Bisphenol A, or BPA, is an industrial chemical used to make plastics and resins used in food and drink packaging, water and baby bottles, metal can linings, bottle tops, and water supply pipes. In 2012 the U.S. Food and Drug Administration banned the use of BPA in baby bottles intended for children under twelve months, but it’s still widely used in other food packaging. Studies have found that 93% of children aged six and under had detectable levels of BPA in their urine, while a 2011 study found that 96% of American women had the same.
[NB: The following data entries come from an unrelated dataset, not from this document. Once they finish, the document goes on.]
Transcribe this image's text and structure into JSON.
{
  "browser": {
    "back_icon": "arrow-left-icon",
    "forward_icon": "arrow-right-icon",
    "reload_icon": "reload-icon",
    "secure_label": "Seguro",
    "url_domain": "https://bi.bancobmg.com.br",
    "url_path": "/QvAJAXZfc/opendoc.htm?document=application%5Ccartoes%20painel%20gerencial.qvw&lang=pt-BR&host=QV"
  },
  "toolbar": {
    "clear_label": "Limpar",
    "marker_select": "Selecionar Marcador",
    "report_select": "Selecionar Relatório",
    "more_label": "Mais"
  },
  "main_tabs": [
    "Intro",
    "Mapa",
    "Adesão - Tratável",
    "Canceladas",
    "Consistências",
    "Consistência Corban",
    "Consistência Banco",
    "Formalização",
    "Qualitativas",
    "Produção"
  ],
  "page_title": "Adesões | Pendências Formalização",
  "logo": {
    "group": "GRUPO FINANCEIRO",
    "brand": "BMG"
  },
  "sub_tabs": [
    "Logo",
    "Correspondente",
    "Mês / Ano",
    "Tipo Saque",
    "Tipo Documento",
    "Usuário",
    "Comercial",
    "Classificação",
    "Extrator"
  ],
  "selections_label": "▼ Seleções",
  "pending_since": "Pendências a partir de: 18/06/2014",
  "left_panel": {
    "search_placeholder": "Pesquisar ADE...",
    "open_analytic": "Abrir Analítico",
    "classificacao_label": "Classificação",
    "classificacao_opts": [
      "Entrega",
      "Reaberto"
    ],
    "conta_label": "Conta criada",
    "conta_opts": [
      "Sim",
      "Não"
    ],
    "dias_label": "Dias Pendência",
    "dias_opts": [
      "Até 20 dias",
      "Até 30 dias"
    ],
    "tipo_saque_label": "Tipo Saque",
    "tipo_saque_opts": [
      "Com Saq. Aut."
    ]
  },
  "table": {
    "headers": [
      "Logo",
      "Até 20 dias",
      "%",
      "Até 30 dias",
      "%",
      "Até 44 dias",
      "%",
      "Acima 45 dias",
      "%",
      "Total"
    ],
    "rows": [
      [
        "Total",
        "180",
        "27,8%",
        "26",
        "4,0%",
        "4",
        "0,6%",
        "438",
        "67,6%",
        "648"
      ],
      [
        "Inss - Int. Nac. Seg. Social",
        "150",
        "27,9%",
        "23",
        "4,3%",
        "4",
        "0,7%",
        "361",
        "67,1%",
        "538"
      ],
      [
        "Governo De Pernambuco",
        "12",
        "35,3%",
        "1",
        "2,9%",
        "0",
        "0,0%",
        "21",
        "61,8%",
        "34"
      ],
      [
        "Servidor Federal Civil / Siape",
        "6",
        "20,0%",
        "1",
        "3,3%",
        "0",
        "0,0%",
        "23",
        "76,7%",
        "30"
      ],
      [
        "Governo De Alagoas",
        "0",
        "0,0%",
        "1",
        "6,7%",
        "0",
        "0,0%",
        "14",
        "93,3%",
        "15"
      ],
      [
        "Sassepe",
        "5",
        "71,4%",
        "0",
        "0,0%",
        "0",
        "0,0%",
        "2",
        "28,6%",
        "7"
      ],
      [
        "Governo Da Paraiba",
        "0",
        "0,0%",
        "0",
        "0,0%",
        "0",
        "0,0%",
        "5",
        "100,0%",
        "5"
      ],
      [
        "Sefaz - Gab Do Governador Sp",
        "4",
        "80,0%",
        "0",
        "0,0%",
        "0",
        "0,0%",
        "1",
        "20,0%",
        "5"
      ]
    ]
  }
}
The list of health problems associated with BPA is long. A 2013 study from Brigham and Hospital found that BPA exposure contributed to problems with egg maturation in women, infertility, and male impotence. According to the authors, “The detrimental effects on reproduction may be lifelong and transgenerational.” BPA can also result in obesity, aggressive behavior, early onset of puberty and prostate and breast cancer.
In the U.S. alone, over 4.5 billion pounds of pesticides are used every year, including herbicides, insecticides, fungicides, disinfectants, and compounds used to control rodents. The Centers for Disease Control and Prevention reports that there are traces of 29 different pesticides in the average American’s body. Exposure occurs through the food we eat, the water we drink and the air we breathe.
A study by the National Institute of Health found that farmers who use agricultural insecticides experience an increase in headaches, fatigue, insomnia, dizziness, hand tremors and other neurological symptoms. Licensed pesticide applicators are between 20% and 200% more likely to develop diabetes. Pesticides have also been linked to higher incidences of Parkinson’s Disease. Young children are at greater risk of neuro-developmental issues related to exposure.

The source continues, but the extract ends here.